Pattern Of Parent Child Table Relationship example essay topic
DATABASE CONCEPTS Learning how databases are built is an important lesson. You are better off teaching a man to fish than giving him fish. With that said, understanding database concepts will advance how we can apply our gained knowledge of databases. Databases contain attribute, column, field, file, record, relation, row, table, and tuples. Attributes are columns of the table of the same type of information. An attribute of a table (Calendar) would contain entries like January, February, March, April, and so on.
Each entry in the table contains a row that may or may not have more than one field. The notation for the table can then be simplified with the following schema: Calendar (January, February, March, April, ... ) Each column in a database must have a unique name. How the database columns or attributes relate to one another is important. In order for the tables to form a relationship to each other, tables are bound with a domain which describes the physical and logical entries into the fields of the column.
The rows of the table form records and the records can also be referred to as tuples. Each table must contain a primary key which must be a unique field in order for the tables to be partitioned into separate logical records. Singular or multiple tables can be saved in the same project as a file. Records can be modified, deleted, and added to the file at any time.
In some instances records are dependant on other records and can form anomalies when data is added or removed tuples in a table. For instance, a table may contain the following information: Student (LastName, FirstName, Grade, Classes, TuitionFee). You would create a deletion anomaly if you removed the record because the TuitionFee will be removed as well as the student. Just because the student has been removed from the class does not mean there is no fee associated with how much the classes cost. In this case the TuitionFee column should be placed in a separate table from the Student table. Like wise an insertion anomaly would be created if you did not have the student information.
You would like to place a price in the TuitionFee but can not until a student joins the class. There are three types of binary relationships that show how record relationships are managed. Tree relationships, simple networks, and complex networks best describe this connection. A tree relationship has one or more one to many relationships.
Tree e.g. Simple networks show that many relationships can be formed by one field noted in a one-to-many (1: N) fashion. A child can have several friends. One to Many e.g. Complex networks explain how many-to-many (N: N) relationships work. Many to Many e.g. Codd, inventor of Normal Form produce different levels ranging from one through three of Normal Form referred to as 1 NF, 2 NF, and 3 NF.
(Kroenke, 2000, p. 152). Codd with Boyce later solidified Boyce-Codd Normal Form Four and Five (4 BCNF, 5 BCNF). Codd's 1 NF, 2 NF and 3 NF were designed to reduce and try to eliminate all forms of anomalies. The Normal Forms were formed on the principle of keeping relations focused on one theme. Any relation having more than one theme was divided into two relations, both having a distinct themes. Later, Fagin developed the theory of Domain Key / Normal Form (DK / NF.) His theory proves that a database can be produced without any anomalies regardless of Normal Form level by using DK / NF (Kroenke, 2000, p. 153).
Table relationships play a role in how tables are constructed. Often tables produce a pattern of Parent / Child table relationship. However, unlike having two parents, at most a child table can have one parent. The table relationship indicates that the child table is dependant on the parent table. Tables can also produce patterns of dominance in a Strong / Weak table relationship. The weak needs the strong table to survive; however, the strong table does not need the weaker table to survive.
The dependency of the relationship is noted in the schema of the database. If the stronger row is deleted, so is the weaker record that is dependent on the stronger record. Cardinality rules are also applicable to database concepts. In the previous drawing of the relationship between Child to Toy's, the maximum cardinality rule is said to be 1: N or One to Many. If the example had stated a playing card to a deck of cards with 1: 54, then the maximum cardinality can be said to be 1: 54. A minimum cardinality can exist also.
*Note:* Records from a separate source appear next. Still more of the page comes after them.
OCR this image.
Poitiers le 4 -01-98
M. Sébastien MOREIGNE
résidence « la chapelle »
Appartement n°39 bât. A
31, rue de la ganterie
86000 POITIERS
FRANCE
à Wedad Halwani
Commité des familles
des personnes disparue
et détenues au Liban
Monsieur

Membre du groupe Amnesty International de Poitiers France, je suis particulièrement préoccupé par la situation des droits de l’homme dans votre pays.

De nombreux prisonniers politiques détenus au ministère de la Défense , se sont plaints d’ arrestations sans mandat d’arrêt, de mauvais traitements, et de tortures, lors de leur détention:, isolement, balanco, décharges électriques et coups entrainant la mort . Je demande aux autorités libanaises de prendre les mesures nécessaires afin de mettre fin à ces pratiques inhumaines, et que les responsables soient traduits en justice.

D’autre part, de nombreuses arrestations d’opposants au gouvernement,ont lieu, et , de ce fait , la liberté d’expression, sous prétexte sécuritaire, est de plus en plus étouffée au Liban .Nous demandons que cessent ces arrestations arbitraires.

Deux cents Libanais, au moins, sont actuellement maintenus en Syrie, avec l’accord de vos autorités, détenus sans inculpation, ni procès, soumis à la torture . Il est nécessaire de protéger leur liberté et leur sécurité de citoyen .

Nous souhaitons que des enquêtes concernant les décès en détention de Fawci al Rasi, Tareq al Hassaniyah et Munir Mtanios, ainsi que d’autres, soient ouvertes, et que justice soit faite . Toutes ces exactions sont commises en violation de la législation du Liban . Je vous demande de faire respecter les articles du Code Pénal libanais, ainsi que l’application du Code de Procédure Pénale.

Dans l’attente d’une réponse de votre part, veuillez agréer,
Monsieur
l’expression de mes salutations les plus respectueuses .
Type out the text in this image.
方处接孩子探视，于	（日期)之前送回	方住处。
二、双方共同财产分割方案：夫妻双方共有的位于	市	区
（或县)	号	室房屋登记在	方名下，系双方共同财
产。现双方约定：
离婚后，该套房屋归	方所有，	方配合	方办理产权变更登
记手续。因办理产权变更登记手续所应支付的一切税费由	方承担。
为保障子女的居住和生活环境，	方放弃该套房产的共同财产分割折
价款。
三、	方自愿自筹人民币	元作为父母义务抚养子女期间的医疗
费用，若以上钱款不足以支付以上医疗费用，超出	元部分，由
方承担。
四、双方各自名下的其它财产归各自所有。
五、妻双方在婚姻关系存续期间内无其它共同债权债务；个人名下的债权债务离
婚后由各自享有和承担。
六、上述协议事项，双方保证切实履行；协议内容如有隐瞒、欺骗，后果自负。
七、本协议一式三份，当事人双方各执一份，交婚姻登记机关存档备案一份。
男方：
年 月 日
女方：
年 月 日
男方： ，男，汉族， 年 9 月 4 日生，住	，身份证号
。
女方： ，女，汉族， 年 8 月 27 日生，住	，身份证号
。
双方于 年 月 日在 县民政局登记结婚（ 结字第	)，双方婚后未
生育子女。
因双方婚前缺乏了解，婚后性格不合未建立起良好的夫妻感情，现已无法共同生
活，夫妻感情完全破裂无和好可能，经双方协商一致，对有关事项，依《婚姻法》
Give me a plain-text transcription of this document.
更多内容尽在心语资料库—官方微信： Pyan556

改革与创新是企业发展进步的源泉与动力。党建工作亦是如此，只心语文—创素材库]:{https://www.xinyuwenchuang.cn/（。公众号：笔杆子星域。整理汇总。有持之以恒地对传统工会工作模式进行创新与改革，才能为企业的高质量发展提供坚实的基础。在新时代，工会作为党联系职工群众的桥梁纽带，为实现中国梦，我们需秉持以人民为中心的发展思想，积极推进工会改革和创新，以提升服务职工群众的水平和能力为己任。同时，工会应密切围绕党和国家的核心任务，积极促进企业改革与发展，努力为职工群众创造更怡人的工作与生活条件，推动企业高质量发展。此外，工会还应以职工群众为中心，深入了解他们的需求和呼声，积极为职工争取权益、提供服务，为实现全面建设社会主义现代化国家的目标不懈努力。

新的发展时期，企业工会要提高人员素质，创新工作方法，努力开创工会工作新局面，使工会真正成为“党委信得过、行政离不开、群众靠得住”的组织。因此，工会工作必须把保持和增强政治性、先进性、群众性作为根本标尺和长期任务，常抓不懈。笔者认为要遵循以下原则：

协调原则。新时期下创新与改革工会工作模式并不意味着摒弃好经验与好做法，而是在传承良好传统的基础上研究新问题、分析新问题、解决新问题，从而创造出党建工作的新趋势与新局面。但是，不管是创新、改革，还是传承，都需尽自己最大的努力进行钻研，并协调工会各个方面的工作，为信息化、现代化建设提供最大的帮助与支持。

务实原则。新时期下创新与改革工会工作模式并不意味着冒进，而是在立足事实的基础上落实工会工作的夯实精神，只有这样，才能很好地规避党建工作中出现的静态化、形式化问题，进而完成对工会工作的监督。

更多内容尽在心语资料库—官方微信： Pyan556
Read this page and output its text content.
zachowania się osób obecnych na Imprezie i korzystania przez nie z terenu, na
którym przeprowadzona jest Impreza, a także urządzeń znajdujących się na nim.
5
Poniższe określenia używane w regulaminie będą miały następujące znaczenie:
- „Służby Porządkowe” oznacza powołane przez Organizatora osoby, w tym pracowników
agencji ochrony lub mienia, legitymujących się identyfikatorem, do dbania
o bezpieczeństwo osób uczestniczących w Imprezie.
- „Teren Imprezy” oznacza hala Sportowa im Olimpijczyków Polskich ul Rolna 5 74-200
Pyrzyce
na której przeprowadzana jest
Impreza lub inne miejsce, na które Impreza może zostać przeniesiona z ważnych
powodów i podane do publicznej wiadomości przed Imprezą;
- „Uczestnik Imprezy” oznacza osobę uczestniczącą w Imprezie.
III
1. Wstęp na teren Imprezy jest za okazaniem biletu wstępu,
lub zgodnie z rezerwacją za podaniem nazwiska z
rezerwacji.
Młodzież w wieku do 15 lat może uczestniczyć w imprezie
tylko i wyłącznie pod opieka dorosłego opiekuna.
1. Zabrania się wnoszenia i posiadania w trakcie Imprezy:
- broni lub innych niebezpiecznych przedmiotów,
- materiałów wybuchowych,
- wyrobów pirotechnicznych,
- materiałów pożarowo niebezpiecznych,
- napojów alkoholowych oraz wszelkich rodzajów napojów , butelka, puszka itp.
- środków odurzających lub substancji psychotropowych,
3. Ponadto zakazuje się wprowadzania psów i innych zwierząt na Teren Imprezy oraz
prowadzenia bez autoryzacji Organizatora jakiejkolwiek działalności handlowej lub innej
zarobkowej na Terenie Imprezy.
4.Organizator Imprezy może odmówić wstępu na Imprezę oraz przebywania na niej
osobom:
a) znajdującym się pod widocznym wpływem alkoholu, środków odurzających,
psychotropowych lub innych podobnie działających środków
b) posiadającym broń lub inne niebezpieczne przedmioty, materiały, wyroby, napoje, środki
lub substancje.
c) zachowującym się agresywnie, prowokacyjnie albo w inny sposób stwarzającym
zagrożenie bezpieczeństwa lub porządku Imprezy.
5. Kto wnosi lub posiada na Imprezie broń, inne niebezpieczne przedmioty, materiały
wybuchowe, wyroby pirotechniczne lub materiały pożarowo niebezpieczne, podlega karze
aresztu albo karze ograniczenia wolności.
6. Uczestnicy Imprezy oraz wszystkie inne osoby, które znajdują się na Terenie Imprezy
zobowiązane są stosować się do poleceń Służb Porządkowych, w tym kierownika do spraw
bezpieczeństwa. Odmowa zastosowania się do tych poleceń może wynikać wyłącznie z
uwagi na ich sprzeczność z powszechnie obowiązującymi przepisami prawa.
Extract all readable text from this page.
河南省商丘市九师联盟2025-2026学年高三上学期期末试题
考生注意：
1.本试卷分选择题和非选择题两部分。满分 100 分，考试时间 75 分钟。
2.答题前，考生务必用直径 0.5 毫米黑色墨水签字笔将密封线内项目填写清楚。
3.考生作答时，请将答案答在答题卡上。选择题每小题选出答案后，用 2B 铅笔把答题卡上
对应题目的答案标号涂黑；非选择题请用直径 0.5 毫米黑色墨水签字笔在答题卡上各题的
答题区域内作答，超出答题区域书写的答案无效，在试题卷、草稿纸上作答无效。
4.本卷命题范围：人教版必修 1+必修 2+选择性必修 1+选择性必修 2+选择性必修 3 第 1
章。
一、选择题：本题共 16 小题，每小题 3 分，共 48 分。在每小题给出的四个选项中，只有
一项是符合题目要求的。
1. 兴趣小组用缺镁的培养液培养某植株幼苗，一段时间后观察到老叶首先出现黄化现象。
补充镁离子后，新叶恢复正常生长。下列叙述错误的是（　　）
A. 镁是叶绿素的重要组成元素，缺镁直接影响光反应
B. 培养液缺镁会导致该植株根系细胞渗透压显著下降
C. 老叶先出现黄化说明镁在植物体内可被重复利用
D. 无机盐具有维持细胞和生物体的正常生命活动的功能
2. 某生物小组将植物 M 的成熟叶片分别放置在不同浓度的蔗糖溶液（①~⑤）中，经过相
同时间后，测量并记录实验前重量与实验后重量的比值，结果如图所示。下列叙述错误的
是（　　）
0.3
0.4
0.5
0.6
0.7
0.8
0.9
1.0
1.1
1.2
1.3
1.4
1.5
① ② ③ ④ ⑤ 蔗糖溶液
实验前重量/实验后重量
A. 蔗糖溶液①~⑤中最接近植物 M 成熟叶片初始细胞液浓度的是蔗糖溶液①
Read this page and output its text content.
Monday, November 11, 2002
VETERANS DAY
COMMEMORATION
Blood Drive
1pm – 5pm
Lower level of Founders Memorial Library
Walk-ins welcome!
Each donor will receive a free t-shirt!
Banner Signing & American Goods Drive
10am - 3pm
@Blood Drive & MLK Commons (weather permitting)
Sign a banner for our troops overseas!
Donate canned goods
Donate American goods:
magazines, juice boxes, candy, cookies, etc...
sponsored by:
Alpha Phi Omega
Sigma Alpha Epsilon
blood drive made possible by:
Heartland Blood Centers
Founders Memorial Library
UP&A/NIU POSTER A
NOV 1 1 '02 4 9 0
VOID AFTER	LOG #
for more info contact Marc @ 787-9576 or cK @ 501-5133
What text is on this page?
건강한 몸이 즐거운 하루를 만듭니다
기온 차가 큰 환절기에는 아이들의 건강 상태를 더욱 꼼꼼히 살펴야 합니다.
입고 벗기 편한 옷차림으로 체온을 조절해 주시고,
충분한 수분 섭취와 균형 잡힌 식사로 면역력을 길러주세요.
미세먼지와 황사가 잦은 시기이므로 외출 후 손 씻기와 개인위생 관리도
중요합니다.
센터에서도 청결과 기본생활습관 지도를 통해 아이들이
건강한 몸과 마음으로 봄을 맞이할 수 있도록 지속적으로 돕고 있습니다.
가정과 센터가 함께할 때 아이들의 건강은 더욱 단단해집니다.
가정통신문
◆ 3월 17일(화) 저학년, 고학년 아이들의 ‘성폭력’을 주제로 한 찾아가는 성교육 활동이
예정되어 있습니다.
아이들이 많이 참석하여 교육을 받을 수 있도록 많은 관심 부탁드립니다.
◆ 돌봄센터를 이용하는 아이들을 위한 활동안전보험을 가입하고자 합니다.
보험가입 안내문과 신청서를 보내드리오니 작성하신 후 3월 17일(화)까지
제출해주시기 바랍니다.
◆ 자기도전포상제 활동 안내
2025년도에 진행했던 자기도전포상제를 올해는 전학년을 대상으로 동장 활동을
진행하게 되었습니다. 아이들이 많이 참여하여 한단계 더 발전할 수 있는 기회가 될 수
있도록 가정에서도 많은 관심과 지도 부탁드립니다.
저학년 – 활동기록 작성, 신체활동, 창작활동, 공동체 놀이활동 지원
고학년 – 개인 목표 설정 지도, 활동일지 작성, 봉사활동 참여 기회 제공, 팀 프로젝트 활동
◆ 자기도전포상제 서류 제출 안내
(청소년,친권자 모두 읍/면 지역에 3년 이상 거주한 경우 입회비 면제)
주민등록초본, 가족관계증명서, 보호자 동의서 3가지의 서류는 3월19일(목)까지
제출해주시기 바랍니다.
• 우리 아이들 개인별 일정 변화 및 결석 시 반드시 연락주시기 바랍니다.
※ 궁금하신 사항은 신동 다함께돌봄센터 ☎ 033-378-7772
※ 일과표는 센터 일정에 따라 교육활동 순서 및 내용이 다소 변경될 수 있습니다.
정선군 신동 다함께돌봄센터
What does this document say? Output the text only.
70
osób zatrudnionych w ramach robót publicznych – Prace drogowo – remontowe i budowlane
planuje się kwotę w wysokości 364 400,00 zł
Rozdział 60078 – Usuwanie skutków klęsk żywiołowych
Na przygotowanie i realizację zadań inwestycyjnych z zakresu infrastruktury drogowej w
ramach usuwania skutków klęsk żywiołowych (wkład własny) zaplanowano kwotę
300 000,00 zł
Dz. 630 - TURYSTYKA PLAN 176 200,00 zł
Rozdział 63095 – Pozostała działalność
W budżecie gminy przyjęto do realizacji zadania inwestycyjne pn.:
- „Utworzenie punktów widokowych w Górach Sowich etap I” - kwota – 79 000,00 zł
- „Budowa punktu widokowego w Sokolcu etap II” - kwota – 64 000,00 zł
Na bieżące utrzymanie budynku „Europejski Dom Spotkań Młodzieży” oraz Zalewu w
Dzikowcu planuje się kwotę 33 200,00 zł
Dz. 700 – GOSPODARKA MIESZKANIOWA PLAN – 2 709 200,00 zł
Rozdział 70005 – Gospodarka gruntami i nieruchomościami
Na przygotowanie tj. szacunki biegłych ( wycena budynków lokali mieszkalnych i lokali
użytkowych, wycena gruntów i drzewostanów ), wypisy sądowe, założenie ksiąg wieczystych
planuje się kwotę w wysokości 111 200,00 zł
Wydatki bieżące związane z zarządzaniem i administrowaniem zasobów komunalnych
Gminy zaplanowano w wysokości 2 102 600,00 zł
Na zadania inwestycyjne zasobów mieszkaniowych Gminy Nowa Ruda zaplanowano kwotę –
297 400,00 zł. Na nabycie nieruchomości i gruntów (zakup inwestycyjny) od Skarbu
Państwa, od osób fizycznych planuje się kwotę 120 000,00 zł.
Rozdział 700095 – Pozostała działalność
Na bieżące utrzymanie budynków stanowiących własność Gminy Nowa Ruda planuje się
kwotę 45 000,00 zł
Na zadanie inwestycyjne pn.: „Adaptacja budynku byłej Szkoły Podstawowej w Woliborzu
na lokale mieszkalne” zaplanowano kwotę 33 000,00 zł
This can be shown by a hash mark across the relationship line which must exist and an oval across the line which is optional. An employee can have a one to many (1: N) relationship with a computer, but yet an employee does not need a relationship with a computer to exist. Column constraints must exist as a business rule by means of documentation since it is not possible to enforce the rules by relational design. Constraints can be: Must, Must Not, and Must Cover. These business rules are part of the database plan and are considered in effect throughout the entire database management system. These rules can not be altered.
All table fields must contain the name the fields are to be considered and the field belongs to a data type such as text or integers. The fields also contain a description field which is included for description of the type of field. All these parts are the logical and physical constraints to which a database are held. In some instances, a field is defined as having value Not Null, indicating that the field must contain data.
Database concepts are important in understanding the theory behind the database. The topics covered all play in integral role in how a database schema works. By learning these concepts of database files, a person is able to grasp an understanding of how to build a database, thus learning how to fish.
Bibliography
1. Kroenke, D. (2000). Database Processing: Fundamentals, Design & Implementation (Seventh ed. ). New Jersey: Prentice-Hall, Inc.